How about in the “logical” view? w * x is a perfectly reasonable expression; if w has 5 possible values and x has 11, then it w * x has 55 possibilities, reasonably represented as a matrix (the outer product of w and x, considered as vectors). It’s indexed by the Cartesian product of w’s index set and x’s index set. The y computed above is just a sum over some of those values; the summation introduces a dummy variable that ranges over the valid indices of w.

The conventional mathematical notation for this is

yₙ = Σᵢwᵢxₙ₋ᵢ

where the dummy variable i implicitly takes all the values that it would be coherent for it to take. This is somewhat ambiguous and often disambiguated by contextual information: if xᵢ only exists when i ≥ 0, for example, does y₀ exist, being simply wx₀? And resolving that ambiguity is what the 'valid' in the above Numpy expression is for.

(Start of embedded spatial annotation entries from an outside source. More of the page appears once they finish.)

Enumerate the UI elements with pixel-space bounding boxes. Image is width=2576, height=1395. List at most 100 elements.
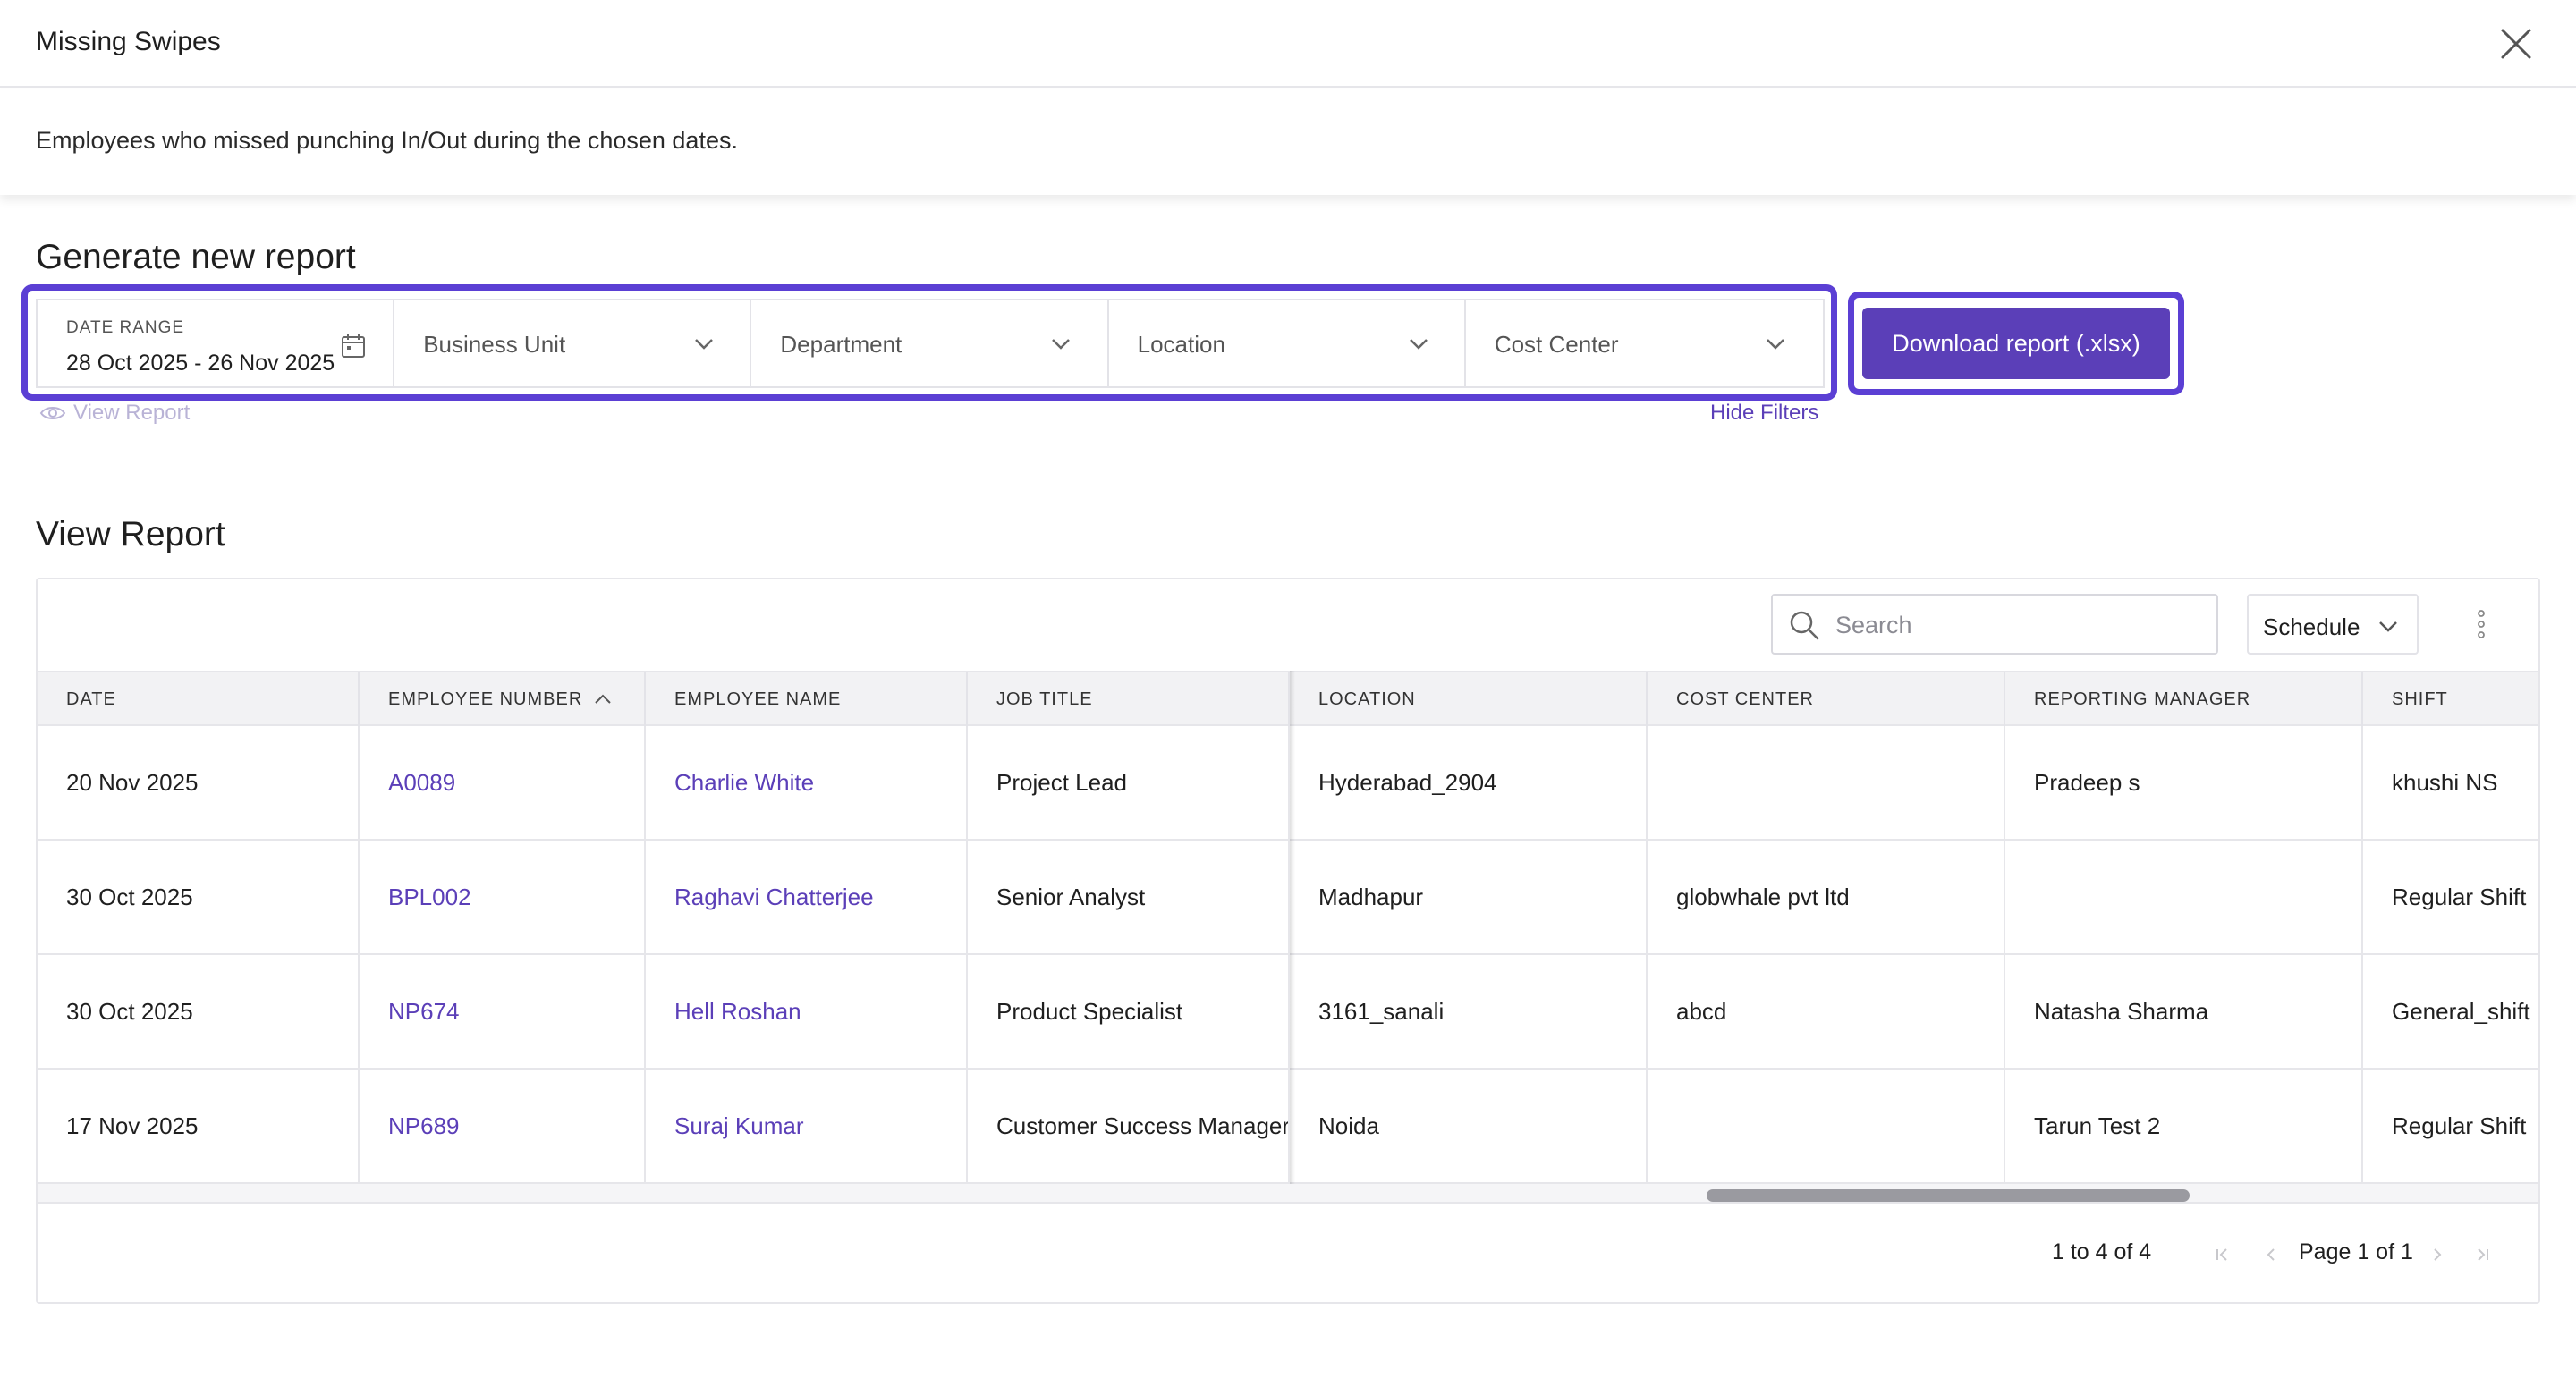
first-page-icon[interactable] [2213, 1245, 2233, 1264]
cell-shift: General_shift [2392, 997, 2530, 1025]
cell-job-title: Product Specialist [968, 955, 1290, 1068]
column-header-label: DATE [66, 689, 116, 709]
cell-job-title: Customer Success Manager [968, 1070, 1290, 1182]
cell-cost-center [1648, 1070, 2005, 1182]
column-header-date[interactable]: DATE [38, 672, 360, 726]
cell-employee-number[interactable]: BPL002 [360, 841, 646, 953]
horizontal-scrollbar[interactable] [38, 1184, 2538, 1204]
next-page-icon[interactable] [2428, 1245, 2447, 1264]
calendar-icon[interactable] [340, 333, 367, 359]
pagination-range: 1 to 4 of 4 [2052, 1239, 2152, 1264]
filters-row: DATE RANGE 28 Oct 2025 - 26 Nov 2025 Bus… [36, 299, 1825, 388]
cell-location: Noida [1290, 1070, 1648, 1182]
cell-employee-name[interactable]: Raghavi Chatterjee [646, 841, 968, 953]
eye-icon [39, 407, 66, 419]
column-header-label: REPORTING MANAGER [2034, 689, 2251, 709]
cell-reporting-manager: Tarun Test 2 [2005, 1070, 2363, 1182]
date-range-picker[interactable]: DATE RANGE 28 Oct 2025 - 26 Nov 2025 [38, 300, 395, 386]
filters-highlight [21, 284, 1837, 401]
cell-employee-name[interactable]: Suraj Kumar [646, 1070, 968, 1182]
schedule-dropdown[interactable]: Schedule [2247, 594, 2419, 655]
column-header-label: EMPLOYEE NUMBER [388, 689, 583, 709]
cell-job-title: Senior Analyst [968, 841, 1290, 953]
modal-header: Missing Swipes [0, 0, 2576, 88]
cell-cost-center: abcd [1648, 955, 2005, 1068]
cell-location: 3161_sanali [1290, 955, 1648, 1068]
column-header-label: SHIFT [2392, 689, 2448, 709]
last-page-icon[interactable] [2472, 1245, 2492, 1264]
hide-filters-link[interactable]: Hide Filters [1710, 401, 1819, 425]
cell-employee-name[interactable]: Charlie White [646, 726, 968, 839]
column-header-reporting-manager[interactable]: REPORTING MANAGER [2005, 672, 2363, 726]
report-table-card: Schedule DATE EMPLOYEE NUMBER EMPLOYEE N… [36, 578, 2540, 1304]
cell-cost-center: globwhale pvt ltd [1648, 841, 2005, 953]
cell-location: Madhapur [1290, 841, 1648, 953]
cell-date: 30 Oct 2025 [38, 841, 360, 953]
column-header-label: JOB TITLE [996, 689, 1093, 709]
cell-reporting-manager: Natasha Sharma [2005, 955, 2363, 1068]
search-input[interactable] [1835, 604, 2202, 646]
cell-employee-number[interactable]: A0089 [360, 726, 646, 839]
search-icon [1790, 611, 1819, 640]
column-header-location[interactable]: LOCATION [1290, 672, 1648, 726]
generate-report-heading: Generate new report [36, 238, 356, 276]
pinned-column-shadow [1290, 671, 1295, 1184]
close-button[interactable] [2496, 23, 2537, 64]
column-header-label: EMPLOYEE NAME [674, 689, 842, 709]
search-box[interactable] [1771, 594, 2218, 655]
department-select[interactable]: Department [751, 300, 1109, 386]
business-unit-label: Business Unit [423, 331, 566, 358]
description-area: Employees who missed punching In/Out dur… [0, 89, 2576, 195]
chevron-down-icon [1052, 339, 1071, 350]
kebab-icon[interactable] [2474, 606, 2488, 642]
cell-date: 20 Nov 2025 [38, 726, 360, 839]
column-header-cost-center[interactable]: COST CENTER [1648, 672, 2005, 726]
view-report-link-label: View Report [73, 401, 191, 425]
cell-reporting-manager: Pradeep s [2005, 726, 2363, 839]
location-select[interactable]: Location [1109, 300, 1466, 386]
schedule-label: Schedule [2263, 613, 2360, 640]
chevron-down-icon [695, 339, 714, 350]
column-header-label: LOCATION [1318, 689, 1416, 709]
cell-shift: Regular Shift [2392, 1112, 2527, 1139]
download-highlight [1848, 292, 2184, 395]
cell-employee-number[interactable]: NP689 [360, 1070, 646, 1182]
date-range-value: 28 Oct 2025 - 26 Nov 2025 [66, 351, 335, 376]
department-label: Department [780, 331, 902, 358]
prev-page-icon[interactable] [2261, 1245, 2281, 1264]
cell-employee-name[interactable]: Hell Roshan [646, 955, 968, 1068]
cost-center-label: Cost Center [1494, 331, 1619, 358]
view-report-link[interactable]: View Report [39, 401, 190, 426]
cell-employee-number[interactable]: NP674 [360, 955, 646, 1068]
cell-date: 17 Nov 2025 [38, 1070, 360, 1182]
business-unit-select[interactable]: Business Unit [394, 300, 752, 386]
sort-ascending-icon [595, 694, 611, 704]
modal-description: Employees who missed punching In/Out dur… [36, 127, 738, 154]
scrollbar-thumb[interactable] [1707, 1189, 2190, 1202]
table-header: DATE EMPLOYEE NUMBER EMPLOYEE NAME JOB T… [38, 671, 2538, 726]
table-row: 20 Nov 2025 A0089 Charlie White Project … [38, 726, 2538, 841]
table-row: 30 Oct 2025 NP674 Hell Roshan Product Sp… [38, 955, 2538, 1070]
cell-shift: khushi NS [2392, 768, 2498, 796]
location-label: Location [1137, 331, 1225, 358]
table-row: 17 Nov 2025 NP689 Suraj Kumar Customer S… [38, 1070, 2538, 1184]
column-header-employee-number[interactable]: EMPLOYEE NUMBER [360, 672, 646, 726]
chevron-down-icon [1766, 339, 1784, 350]
cell-cost-center [1648, 726, 2005, 839]
close-icon [2501, 29, 2531, 59]
cell-date: 30 Oct 2025 [38, 955, 360, 1068]
cell-reporting-manager [2005, 841, 2363, 953]
column-header-employee-name[interactable]: EMPLOYEE NAME [646, 672, 968, 726]
modal-title: Missing Swipes [36, 27, 221, 56]
cell-shift: Regular Shift [2392, 883, 2527, 910]
chevron-down-icon [2379, 621, 2397, 632]
cell-location: Hyderabad_2904 [1290, 726, 1648, 839]
page-indicator: Page 1 of 1 [2299, 1239, 2413, 1264]
chevron-down-icon [1409, 339, 1428, 350]
view-report-heading: View Report [36, 515, 225, 554]
column-header-job-title[interactable]: JOB TITLE [968, 672, 1290, 726]
cost-center-select[interactable]: Cost Center [1466, 300, 1823, 386]
download-report-button[interactable]: Download report (.xlsx) [1862, 308, 2170, 379]
column-header-shift[interactable]: SHIFT [2363, 672, 2538, 726]
date-range-label: DATE RANGE [66, 318, 185, 337]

Typically we think of x and y here as being indexed by (discretized) time, but of course nothing in the math requires that; for math, the time is just another meaningless variable.

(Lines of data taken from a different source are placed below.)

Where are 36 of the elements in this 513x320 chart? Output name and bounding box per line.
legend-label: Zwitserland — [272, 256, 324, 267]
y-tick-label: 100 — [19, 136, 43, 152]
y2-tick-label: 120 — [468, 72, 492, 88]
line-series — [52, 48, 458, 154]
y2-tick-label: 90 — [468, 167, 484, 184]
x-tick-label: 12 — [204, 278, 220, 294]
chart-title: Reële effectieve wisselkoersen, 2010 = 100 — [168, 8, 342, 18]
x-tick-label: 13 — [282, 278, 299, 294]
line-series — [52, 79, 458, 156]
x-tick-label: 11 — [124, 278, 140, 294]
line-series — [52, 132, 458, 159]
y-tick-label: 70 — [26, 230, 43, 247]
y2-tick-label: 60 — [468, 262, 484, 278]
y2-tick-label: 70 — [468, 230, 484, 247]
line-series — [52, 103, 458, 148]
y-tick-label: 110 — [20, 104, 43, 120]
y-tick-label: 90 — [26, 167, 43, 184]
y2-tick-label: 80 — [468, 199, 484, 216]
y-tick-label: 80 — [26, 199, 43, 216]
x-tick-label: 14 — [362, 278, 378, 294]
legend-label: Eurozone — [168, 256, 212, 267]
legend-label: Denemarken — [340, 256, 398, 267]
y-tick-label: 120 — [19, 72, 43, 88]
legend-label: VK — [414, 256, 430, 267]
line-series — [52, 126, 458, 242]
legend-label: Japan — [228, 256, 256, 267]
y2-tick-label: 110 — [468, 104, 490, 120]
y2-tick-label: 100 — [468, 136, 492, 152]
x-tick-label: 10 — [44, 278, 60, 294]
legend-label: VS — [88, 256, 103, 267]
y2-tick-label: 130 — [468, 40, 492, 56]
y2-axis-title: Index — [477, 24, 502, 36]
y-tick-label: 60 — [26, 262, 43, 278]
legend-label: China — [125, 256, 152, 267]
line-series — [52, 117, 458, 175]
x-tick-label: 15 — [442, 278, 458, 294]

In the “logical” view, this introduction of the dummy variable i means that any value of y depends on every value of w. In the sort of ambient-indexing environment I was thinking of there, Σ considers a multiplicity of possible worlds with different values of w; in this case, we also want to use the index into w to reindex time itself (ominous music with minor chords!) so we can access values of x from other points in time. A reasonable way to write this in ASCII might look something like this:

y = sum(w.i, w * x[t = t-w.i])

Here sum takes two arguments: the index to sum over and the expression to evaluate in a possible world for all of the possible values of the index. w.i is the index set of w; as sum’s first argument, it’s being used as a reference to an index that needs to have its index set inspected and iterated over, while within the expression, it’s being used as a reference to a particular value of that index, a mere rvalue. x is being indexed by the specification [t = t-w.i]; this indexing creates another possible world in which to evaluate x, in which the index t (which, perhaps, might be x.i or a part of x.i) has a different value from its value in the outer environment. The expression t-w.i is evaluated in that outer environment, taking the ambient value of t and subtracting the current value of w.i from it. The indexing expression hides the outer ambient value of t from x, replacing it with the fake value.

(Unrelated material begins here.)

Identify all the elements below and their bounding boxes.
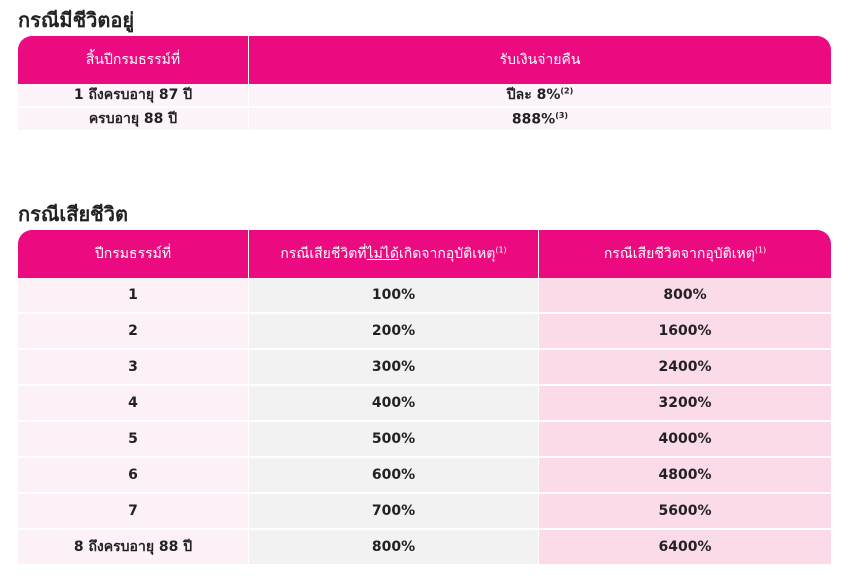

This implies that t and w.i are of some types such that it makes sense to subtract them; they are not, for example, merely categorical or ordinal. They could, however, be vectors of the same dimensionality, such as 2-vectors, in which case the same expression above serves for convolving images as well as time-series signals.

However, the fact that we’re iterating over all the possible values of w.i means that it cannot be a continuous dimension, although its values could be values of a continuous type. It must be discrete so that it can have a finite number of possible values!

The same ambiguity about out-of-range values is present. If one of the x[t = t-w.i] values happens to not exist, for a given ambient value of t, does that mean the entire sum fails to exist, and thus y has no value at that point? Or does it merely mean we sum over a smaller number of values?